Earlier this year Fred visited the Ninja offices and my studio on a mission to gather as much original material as he could find for this event. Original art, promotional posters, sleeves, videos, slides and other ephemera are all present, some of it never exhibited outside the UK before. I have to say, he’s done an amazing job as you can see by some of these photos.

The exhibition just opened and is on for the next two months, closing on August 24th. It’s free (I think) so, if you’re in that part of the world, go and take a look as there are a lot of items that will go back into private collections when it’s over. Original Kid Acne, Mr Scruff and Kid Koala artwork hangs with cover proofs and promotional toys. The model robot that was projected on for the front cover of the ‘Funkungfusion’ compilation is on display as well as some of the original drawings for the now famous Ninja logos.

ColdKrushCuts up for repress at Beat Delete

Reissued Beat Delete 3xLP version

Those lovely people at Beat Delete have put the mix PC and I did alongside DJ Krush in ’97 – ‘ColdKrushCuts’ – up for a 3LP repress.

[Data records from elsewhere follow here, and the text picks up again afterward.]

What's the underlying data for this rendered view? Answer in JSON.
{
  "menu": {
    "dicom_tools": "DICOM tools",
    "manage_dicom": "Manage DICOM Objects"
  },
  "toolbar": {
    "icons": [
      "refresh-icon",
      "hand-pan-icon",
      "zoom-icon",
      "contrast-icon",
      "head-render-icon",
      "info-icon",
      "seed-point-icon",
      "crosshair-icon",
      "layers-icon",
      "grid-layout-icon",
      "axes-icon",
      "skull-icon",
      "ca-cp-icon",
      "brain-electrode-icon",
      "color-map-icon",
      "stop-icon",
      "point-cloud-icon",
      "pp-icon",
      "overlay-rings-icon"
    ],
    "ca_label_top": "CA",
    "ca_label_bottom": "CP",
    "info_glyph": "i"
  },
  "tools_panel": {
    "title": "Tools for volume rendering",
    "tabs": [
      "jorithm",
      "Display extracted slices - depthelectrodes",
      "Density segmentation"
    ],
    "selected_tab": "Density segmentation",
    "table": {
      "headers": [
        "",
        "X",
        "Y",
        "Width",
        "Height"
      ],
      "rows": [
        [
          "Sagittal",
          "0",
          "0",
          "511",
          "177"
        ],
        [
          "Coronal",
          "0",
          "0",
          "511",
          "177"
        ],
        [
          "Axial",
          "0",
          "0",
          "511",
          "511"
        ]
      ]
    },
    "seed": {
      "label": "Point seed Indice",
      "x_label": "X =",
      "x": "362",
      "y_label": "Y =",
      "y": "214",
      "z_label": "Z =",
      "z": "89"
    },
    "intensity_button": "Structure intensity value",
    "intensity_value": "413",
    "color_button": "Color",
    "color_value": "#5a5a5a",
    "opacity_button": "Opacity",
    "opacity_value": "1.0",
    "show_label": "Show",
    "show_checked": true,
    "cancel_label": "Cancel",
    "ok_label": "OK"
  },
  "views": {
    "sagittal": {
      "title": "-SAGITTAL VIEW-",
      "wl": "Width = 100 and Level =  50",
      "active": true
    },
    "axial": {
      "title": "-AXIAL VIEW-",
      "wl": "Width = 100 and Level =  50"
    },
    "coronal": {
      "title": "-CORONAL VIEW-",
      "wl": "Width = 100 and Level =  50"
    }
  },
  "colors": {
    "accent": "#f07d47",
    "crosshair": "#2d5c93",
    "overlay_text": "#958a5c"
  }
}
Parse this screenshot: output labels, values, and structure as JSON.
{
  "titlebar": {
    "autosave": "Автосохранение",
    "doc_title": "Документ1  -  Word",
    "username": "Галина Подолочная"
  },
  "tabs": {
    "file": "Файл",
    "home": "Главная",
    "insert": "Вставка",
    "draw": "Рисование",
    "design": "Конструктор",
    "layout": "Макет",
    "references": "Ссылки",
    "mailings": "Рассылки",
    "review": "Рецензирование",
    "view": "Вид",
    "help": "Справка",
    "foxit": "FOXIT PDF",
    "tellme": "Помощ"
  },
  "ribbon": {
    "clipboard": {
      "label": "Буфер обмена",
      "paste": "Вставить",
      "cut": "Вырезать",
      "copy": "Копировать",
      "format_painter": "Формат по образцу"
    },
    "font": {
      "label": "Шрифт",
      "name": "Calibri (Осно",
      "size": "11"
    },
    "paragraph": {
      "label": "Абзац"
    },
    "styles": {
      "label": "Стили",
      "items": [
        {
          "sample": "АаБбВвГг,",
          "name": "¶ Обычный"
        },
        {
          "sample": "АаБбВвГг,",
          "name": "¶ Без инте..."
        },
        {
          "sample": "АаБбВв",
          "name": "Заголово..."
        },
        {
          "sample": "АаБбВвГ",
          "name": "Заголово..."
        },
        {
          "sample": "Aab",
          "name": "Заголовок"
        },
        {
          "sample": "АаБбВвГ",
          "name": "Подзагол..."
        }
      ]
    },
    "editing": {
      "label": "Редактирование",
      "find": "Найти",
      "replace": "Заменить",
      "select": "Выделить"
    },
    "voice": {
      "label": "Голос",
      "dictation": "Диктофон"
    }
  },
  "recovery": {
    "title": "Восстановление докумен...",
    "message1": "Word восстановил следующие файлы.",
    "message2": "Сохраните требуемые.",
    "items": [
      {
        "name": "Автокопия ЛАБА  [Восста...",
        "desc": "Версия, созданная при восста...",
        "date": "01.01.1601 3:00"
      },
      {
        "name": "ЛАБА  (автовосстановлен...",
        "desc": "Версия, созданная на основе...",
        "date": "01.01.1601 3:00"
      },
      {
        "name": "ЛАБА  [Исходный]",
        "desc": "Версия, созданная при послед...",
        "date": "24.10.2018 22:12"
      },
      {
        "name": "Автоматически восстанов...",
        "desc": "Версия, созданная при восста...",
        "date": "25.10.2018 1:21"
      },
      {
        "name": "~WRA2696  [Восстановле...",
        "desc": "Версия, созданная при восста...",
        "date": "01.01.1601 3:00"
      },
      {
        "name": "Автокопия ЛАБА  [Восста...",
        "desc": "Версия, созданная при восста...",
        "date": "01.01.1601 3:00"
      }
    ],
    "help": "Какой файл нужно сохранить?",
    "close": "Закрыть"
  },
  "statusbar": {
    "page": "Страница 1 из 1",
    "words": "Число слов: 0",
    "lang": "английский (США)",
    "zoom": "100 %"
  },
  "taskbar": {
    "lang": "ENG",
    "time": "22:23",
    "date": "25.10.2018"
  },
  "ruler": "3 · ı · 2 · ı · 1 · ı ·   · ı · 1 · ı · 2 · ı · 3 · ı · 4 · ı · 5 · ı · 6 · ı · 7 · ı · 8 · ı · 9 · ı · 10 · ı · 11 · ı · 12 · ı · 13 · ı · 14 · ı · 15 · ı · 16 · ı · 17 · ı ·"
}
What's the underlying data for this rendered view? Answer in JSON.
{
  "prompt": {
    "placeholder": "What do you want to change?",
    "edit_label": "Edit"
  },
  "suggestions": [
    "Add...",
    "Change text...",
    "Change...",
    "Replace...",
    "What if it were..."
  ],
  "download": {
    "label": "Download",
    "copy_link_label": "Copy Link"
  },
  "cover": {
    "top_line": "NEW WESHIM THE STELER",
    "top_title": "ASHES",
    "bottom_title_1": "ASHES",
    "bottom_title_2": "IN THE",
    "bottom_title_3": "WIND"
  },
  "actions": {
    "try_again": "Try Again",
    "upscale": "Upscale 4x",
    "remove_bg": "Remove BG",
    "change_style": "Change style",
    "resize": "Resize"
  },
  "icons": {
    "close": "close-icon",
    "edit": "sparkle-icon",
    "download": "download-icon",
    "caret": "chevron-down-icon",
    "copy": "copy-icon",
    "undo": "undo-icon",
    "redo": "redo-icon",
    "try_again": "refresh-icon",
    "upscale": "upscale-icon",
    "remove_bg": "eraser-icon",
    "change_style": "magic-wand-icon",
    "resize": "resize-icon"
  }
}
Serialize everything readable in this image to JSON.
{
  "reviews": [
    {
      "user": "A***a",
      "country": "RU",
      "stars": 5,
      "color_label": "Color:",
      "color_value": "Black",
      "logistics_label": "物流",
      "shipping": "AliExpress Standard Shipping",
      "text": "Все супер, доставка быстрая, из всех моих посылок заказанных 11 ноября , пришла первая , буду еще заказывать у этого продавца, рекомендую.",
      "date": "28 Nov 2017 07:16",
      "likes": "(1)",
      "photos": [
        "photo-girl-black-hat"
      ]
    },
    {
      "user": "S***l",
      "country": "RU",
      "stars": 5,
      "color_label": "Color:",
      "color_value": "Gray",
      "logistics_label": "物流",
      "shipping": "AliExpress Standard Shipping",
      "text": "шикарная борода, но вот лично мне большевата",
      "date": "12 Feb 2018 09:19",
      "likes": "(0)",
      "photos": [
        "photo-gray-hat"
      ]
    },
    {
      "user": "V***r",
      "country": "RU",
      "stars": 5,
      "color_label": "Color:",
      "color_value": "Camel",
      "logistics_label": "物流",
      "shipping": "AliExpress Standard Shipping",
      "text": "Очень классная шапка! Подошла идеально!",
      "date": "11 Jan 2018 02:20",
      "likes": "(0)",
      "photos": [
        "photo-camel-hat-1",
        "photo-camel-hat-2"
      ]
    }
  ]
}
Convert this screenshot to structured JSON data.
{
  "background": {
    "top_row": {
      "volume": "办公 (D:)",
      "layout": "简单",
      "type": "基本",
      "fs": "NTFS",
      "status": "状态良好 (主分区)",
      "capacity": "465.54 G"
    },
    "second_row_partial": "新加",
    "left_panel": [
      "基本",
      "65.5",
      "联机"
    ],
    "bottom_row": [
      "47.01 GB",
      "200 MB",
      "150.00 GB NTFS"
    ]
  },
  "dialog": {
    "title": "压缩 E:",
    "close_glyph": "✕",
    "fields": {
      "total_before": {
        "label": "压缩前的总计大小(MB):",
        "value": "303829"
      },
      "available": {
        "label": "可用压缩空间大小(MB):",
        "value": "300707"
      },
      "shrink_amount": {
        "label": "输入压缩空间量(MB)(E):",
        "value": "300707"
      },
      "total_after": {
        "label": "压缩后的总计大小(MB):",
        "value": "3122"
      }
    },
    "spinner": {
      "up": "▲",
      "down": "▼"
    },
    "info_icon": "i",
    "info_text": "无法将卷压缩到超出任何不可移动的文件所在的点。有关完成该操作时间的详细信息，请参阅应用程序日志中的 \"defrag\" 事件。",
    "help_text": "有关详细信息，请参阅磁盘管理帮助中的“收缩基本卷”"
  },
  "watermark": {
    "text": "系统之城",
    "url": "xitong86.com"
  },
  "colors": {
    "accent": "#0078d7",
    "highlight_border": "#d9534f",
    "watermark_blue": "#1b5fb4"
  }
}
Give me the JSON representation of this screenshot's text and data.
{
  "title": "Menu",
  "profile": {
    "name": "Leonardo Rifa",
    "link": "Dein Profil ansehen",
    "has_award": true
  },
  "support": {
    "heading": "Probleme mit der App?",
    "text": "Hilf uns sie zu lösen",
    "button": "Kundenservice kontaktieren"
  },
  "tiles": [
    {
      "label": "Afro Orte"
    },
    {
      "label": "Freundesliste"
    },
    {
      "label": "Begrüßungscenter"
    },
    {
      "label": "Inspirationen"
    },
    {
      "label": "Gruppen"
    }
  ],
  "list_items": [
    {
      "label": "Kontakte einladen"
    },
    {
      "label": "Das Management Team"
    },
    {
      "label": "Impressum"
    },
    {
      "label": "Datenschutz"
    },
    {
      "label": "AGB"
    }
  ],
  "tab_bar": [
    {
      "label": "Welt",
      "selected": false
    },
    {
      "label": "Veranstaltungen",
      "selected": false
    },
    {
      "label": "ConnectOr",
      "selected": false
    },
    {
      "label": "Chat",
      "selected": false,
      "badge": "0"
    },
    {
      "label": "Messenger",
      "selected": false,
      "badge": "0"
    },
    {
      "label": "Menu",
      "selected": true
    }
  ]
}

Originally only available on CD, (aside from an ultra limited 2xLP version in Japan) they have set a 200 copy limit to be reached before the pressing is closed of which a third have been filled as of writing. Weirdly I only posted about the origin of the ‘The Bug in The Rug‘ sample from the same mix two weeks back.

Beat Delete have steadily been adding other labels to their repress roster too, you can now find selections from Tru Thoughts, KPM (The Big Beat!), Fat City, Mr Bongo, Brownswood, Leaf, Catskills, Ghostly International and Celluloid amongst others. I’m also in the process of curating a compilation of special oddities, offcuts and overlooked tracks for a possible future pressing with them.

The story of the Bug In The Rug

Many times I’ve been asked what the origin of the story of ‘The Bug In The Rug’ was, a spoken word piece that was overlaid in the ColdKrushCuts mix that PC and I did in 1997. Until recently even I didn’t know where it came from because the original source was one of PC’s inclusions, possibly sourced from Jon More‘s record collection.

Patrick took a monologue from this record, ‘Four Dreams of Man’ by Dr. John Furbay, heavily edited it and laid it over Hex‘s track, ‘Harmonic’. The record is a kind of lecture and motivational speech about man’s place in the world released on Lecture Recordings in, I guess, the early 60’s.

This is my copy, it’s actually signed by Furbay, who was an international traveler and speaker at many schools, institutions and companies. He believed the world was getting better and could foresee greater integration of different races and cultures in the future. You can hear the original section of the mix below, the speech starts about 2.10 mins in.

Bonobo ‘Cirrus’ zoetrope 12″

Finally, after a couple of teases by Ninja Tune, I can show this beauty off, something that’s been in the pipeline for a while now. Today is Bonobo‘s big gig at the Roundhouse, a full day of music curated by Simon Green and rounded off with a performance by him and his band. With the likes of Gilles Peterson, Machine Drum, The Invisible, Adam Buxton’s Bug, a Boiler Room-hosted space and Solid Steel broadcasting snippets of the event on the web, it should be epic. To make it even more epic 500 lucky golden ticket winners will each receive one of these 12″ zoetrope picture discs of his already classic track, ‘Cirrus’.

I took the original archive loops from Cyriak‘s incredible video for the track and broke them down into circular visuals to make a spinning animated version. Dating back to the first primitive animation techniques of our time, the zoetrope relies on a viewer to see the action happen. This is included with the disc along with assembly instructions so that people can watch while the disc plays. See the above film for an approximation of what the disc does when spinning.

This is all rounded off by a beautiful Leif Podhajsky design on the reverse side. Lovely.